The process of developing baby teeth is completed when the child reaches the age of 3 years.

Permanent teeth (secondary)

The transition period from deciduous teeth to permanent teeth begins with the growth of the first mill teeth, the loss of the anterior teeth, and the growth of the permanent anterior teeth. The combined period of tooth development is usually a difficult time for the child, because at this time the child has certain habits, some of his teeth are not in the mouth, the teeth have different appearances and colors, and the child may have crowded teeth or improper position in the mouth.

The transition period lasts from the age of 6 to 12 and is complete when all deciduous or primary teeth are removed and replaced with permanent teeth.
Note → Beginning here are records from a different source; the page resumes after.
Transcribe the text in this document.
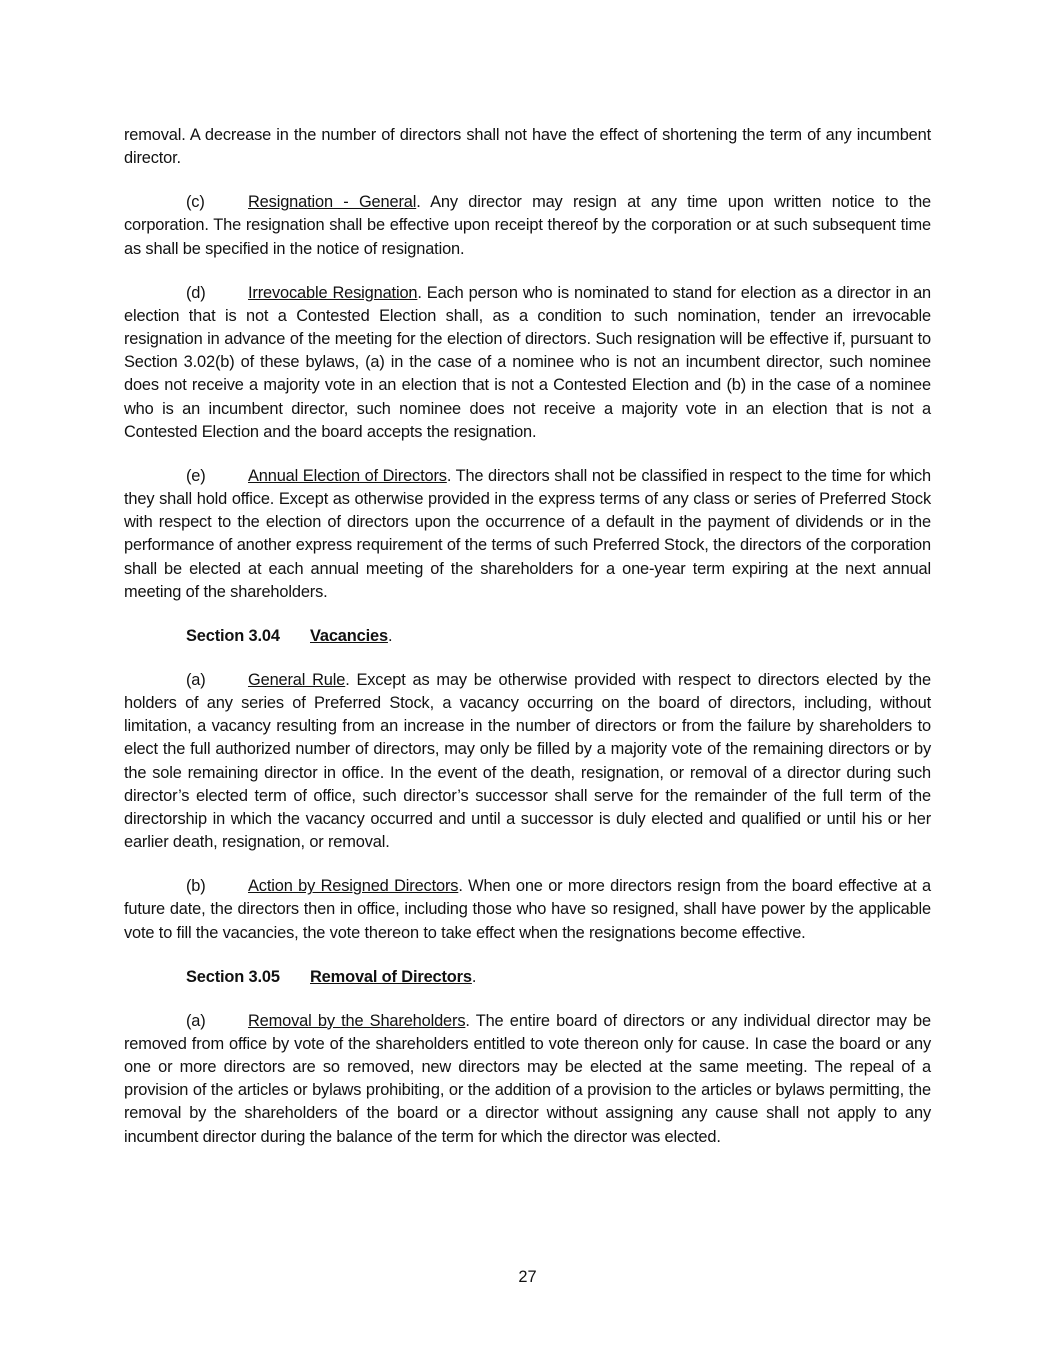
removal. A decrease in the number of directors shall not have the effect of shortening the term of any incumbent director.

(c)	Resignation - General. Any director may resign at any time upon written notice to the corporation. The resignation shall be effective upon receipt thereof by the corporation or at such subsequent time as shall be specified in the notice of resignation.

(d)	Irrevocable Resignation. Each person who is nominated to stand for election as a director in an election that is not a Contested Election shall, as a condition to such nomination, tender an irrevocable resignation in advance of the meeting for the election of directors. Such resignation will be effective if, pursuant to Section 3.02(b) of these bylaws, (a) in the case of a nominee who is not an incumbent director, such nominee does not receive a majority vote in an election that is not a Contested Election and (b) in the case of a nominee who is an incumbent director, such nominee does not receive a majority vote in an election that is not a Contested Election and the board accepts the resignation.

(e)	Annual Election of Directors. The directors shall not be classified in respect to the time for which they shall hold office. Except as otherwise provided in the express terms of any class or series of Preferred Stock with respect to the election of directors upon the occurrence of a default in the payment of dividends or in the performance of another express requirement of the terms of such Preferred Stock, the directors of the corporation shall be elected at each annual meeting of the shareholders for a one-year term expiring at the next annual meeting of the shareholders.

Section 3.04 Vacancies.

(a)	General Rule. Except as may be otherwise provided with respect to directors elected by the holders of any series of Preferred Stock, a vacancy occurring on the board of directors, including, without limitation, a vacancy resulting from an increase in the number of directors or from the failure by shareholders to elect the full authorized number of directors, may only be filled by a majority vote of the remaining directors or by the sole remaining director in office. In the event of the death, resignation, or removal of a director during such director’s elected term of office, such director’s successor shall serve for the remainder of the full term of the directorship in which the vacancy occurred and until a successor is duly elected and qualified or until his or her earlier death, resignation, or removal.

(b)	Action by Resigned Directors. When one or more directors resign from the board effective at a future date, the directors then in office, including those who have so resigned, shall have power by the applicable vote to fill the vacancies, the vote thereon to take effect when the resignations become effective.

Section 3.05 Removal of Directors.

(a)	Removal by the Shareholders. The entire board of directors or any individual director may be removed from office by vote of the shareholders entitled to vote thereon only for cause. In case the board or any one or more directors are so removed, new directors may be elected at the same meeting. The repeal of a provision of the articles or bylaws prohibiting, or the addition of a provision to the articles or bylaws permitting, the removal by the shareholders of the board or a director without assigning any cause shall not apply to any incumbent director during the balance of the term for which the director was elected.

27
By the age of 14 to 15, permanent canines, small molars, as well as large molars (and their roots in the mouth) are complete, and only the third large molars do not grow at this time, growing by the age of 18.

It will be completed by the age of 25. The characteristics of permanent teeth are as follows:

The number of permanent teeth in most cases is 32.

The growth of these teeth begins when the child reaches the age of 6 years.

The growth process of most permanent teeth is completed by the age of 12.